Plaintiffs further contend that the named municipal entities, employees and agents were not acting in their official capacity, but instead were carrying out Wills' vendetta against them and hence are not protected by virtue of governmental immunity. On this record, we cannot say that defendants acted beyond their legal authorization. See N.J.S.A. 59:3-6; N.J.S.A. 59:2-3(a). These comments are not dispositive of whether plaintiffs' claims survive in the Law Division proceeding.
The briefs raise a number of points which do not appear in the parties' notices of appeal and are not properly before the court, and will as a result, not be considered. R. 2:5-1(f), 1266 Apt. Corp. v. New Horizon Deli, 368 N.J. Super. 456, 459 (App. Div. 2004) (citing Sikes v. Twp. of Rockaway, 269 N.J. Super. 463, 465-66 (App. Div.), aff'd o.b., 138 N.J. 41 (1994)). This includes the question of the Wills' private nuisance complaint, which in any event presumably will be addressed in the Law Division action which is now pending.
Lastly, the Planning Board seeks on its cross-appeal to recover counsel fees under the frivolous litigation statute, N.J.S.A. 2A:15-59.1. That statute allows for an award of "reasonable litigation costs and reasonable attorney fees" when a party is compelled to defend frivolous claims. N.J.S.A. 2A:15-59.1(a)(1).

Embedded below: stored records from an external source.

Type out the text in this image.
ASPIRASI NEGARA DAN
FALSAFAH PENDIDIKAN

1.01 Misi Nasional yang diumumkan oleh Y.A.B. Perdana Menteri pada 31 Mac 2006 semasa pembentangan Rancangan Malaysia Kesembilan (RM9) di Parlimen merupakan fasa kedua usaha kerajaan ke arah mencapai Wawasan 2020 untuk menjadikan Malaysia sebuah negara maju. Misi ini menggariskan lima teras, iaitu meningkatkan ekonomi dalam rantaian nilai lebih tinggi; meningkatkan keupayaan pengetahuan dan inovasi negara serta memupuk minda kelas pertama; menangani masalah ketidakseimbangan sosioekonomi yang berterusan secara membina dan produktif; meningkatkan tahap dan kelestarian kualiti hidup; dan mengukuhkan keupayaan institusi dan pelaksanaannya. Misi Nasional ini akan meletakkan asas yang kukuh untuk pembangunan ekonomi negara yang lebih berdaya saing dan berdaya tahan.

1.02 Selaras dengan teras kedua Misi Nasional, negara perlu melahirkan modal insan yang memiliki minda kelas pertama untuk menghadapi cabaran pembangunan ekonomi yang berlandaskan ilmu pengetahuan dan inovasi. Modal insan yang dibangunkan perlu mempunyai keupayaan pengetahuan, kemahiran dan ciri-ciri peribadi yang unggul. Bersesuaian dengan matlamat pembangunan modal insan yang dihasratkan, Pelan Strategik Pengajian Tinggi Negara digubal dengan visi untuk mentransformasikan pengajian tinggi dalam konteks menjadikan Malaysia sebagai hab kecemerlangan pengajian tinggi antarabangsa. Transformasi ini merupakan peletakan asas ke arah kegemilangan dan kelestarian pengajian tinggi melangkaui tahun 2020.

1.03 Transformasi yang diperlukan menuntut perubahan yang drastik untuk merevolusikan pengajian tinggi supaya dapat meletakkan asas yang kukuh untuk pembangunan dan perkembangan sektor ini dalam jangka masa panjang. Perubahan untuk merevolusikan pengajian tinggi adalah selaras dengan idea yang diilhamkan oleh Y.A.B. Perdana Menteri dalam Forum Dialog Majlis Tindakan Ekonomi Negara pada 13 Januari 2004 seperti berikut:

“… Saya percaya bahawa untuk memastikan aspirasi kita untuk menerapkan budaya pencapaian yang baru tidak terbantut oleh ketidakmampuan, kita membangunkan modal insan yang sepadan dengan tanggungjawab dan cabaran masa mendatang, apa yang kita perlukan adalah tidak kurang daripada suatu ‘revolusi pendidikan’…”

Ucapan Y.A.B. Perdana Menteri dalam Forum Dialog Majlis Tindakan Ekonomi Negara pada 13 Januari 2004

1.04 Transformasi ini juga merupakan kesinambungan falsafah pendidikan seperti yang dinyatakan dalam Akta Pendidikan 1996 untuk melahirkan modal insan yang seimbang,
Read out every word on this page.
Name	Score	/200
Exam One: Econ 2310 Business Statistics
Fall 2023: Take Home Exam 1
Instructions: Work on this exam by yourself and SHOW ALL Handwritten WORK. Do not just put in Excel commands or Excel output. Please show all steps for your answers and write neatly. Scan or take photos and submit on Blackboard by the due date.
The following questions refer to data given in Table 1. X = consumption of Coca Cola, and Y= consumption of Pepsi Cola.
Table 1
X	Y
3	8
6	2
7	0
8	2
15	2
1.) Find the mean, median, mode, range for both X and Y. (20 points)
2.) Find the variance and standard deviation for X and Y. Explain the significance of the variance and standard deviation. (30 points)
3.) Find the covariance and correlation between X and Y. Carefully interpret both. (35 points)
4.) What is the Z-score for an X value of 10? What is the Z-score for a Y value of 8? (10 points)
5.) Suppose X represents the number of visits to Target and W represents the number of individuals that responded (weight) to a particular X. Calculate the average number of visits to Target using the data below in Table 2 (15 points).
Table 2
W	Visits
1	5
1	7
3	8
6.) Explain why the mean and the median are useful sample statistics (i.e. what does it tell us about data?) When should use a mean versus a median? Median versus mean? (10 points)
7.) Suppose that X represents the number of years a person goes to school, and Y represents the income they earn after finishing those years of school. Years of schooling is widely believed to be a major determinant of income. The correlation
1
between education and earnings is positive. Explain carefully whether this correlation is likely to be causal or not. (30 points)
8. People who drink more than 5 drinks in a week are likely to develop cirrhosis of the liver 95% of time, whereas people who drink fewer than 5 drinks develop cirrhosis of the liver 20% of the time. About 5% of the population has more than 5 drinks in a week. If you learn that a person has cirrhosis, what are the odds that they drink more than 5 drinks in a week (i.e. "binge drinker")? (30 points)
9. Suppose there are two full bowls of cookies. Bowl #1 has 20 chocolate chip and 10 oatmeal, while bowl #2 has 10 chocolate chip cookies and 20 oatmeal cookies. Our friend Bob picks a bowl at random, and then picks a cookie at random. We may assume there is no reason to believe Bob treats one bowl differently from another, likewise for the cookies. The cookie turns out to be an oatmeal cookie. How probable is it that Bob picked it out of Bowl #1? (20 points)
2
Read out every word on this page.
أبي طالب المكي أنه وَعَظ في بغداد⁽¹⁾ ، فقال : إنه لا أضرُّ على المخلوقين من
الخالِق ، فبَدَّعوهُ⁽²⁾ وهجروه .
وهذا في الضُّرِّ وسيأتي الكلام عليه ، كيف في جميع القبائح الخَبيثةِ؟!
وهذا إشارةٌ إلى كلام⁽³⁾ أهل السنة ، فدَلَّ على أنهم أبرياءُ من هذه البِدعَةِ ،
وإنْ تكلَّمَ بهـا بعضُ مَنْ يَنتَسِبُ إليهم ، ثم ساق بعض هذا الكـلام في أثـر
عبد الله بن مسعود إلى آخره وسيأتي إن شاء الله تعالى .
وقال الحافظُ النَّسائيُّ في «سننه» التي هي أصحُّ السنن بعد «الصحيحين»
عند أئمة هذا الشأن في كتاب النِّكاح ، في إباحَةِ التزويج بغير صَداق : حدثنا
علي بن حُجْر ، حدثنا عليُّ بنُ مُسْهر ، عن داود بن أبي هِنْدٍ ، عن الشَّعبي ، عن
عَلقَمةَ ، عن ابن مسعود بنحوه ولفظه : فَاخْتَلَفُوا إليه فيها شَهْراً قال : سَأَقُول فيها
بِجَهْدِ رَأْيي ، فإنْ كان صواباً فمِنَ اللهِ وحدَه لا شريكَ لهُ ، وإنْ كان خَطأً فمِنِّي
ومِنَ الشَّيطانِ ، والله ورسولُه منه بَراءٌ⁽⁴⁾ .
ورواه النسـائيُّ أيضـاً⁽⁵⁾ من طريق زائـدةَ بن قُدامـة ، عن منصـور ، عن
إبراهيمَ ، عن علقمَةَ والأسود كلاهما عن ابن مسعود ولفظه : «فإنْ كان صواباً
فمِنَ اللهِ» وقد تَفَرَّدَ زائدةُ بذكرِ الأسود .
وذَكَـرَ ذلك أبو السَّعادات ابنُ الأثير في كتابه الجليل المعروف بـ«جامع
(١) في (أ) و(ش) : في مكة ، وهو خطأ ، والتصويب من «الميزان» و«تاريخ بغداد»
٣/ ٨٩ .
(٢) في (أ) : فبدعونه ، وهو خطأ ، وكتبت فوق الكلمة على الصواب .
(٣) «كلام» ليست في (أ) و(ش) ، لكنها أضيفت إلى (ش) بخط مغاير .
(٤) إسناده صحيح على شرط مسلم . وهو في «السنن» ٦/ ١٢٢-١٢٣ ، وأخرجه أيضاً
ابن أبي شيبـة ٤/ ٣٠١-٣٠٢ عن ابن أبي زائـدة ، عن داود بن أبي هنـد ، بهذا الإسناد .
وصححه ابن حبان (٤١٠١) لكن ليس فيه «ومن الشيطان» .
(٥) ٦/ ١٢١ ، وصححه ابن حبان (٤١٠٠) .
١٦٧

In order to make an award pursuant to this statute, however, a finding must be made that "[t]he non-prevailing party knew, or should have known, that the complaint . . . or defense was without any reasonable basis in law or equity." N.J.S.A. 2A:15-59.1(b)(2). The frivolous litigation statute must be interpreted restrictively so that citizens are not discouraged from pursuing legitimate claims. DeBrango v. Summit Bancorp, 328 N.J. Super. 219, 226 (App. Div. 2000) (citing McKeown-Brand v. Trump Castle Hotel & Casino, 132 N.J. 546, 561-62 (1993)). These plaintiffs had a colorable claim in light of their reliance on the CO. Under the circumstances, the litigation they instituted cannot be considered to have been frivolous. Therefore, the motion judge's ruling will be affirmed.